Playing for the first time in the haughty town of opera lovers, The Sound Of Music has been met with surprisingly positive reactions in what is commonly considered a last bulwark of resistance to the iconic show.

"A wonderful performance," enthused Johann Fink at the end of a performance at the ornate Salzburg State Theatre.

Such a reception in Salzburg is hardly a given despite the global popularity of the musical that was based on a true story and immortalised by the 1965 multiple Academy Award winning movie starring Julie Andrews and Christopher Plummer.

Fans around the world may know every word of every song performed by Andrews as the governess of seven children who charms - then weds - their widowed father Baron von Trapp (Plummer), before the singing family flees the Nazis.

But Salzburg resonates to another sound of music - the music of Mozart, Beethoven, Brahms. And it has a different concept of culture.

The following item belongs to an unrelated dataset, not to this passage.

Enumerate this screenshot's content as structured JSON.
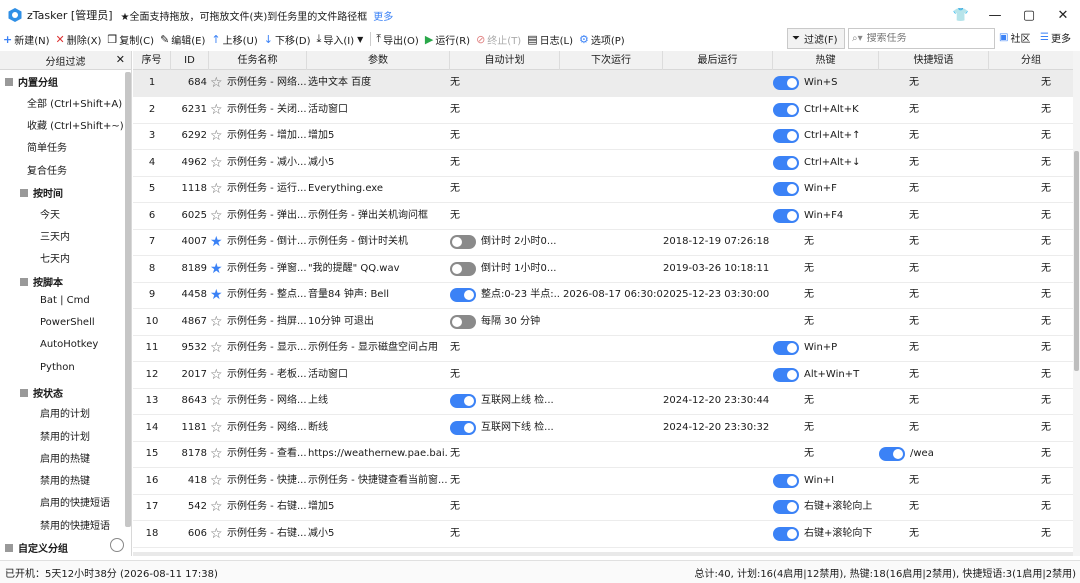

While residents earn millions each year from the tourists who come for singalong tours of sites featured in the film, they traditionally view the visitors with benign disdain - and occasionally as pests.

Residents of the wealthy Salzburg neighbourhood where the von Trapp home is located tried - and failed - to block attempts to turn the edifice into a hotel, fearing tourists would snarl traffic and make a nuisance of themselves.

A museum dedicated to the film is still looking for a home after more than 600 residents in another neighbourhood signed a petition three years ago against it, telling the city council they feared that local streets would be jammed with tour buses.

Resistance persists even though the city would literally be poorer without the musical's magnet effect.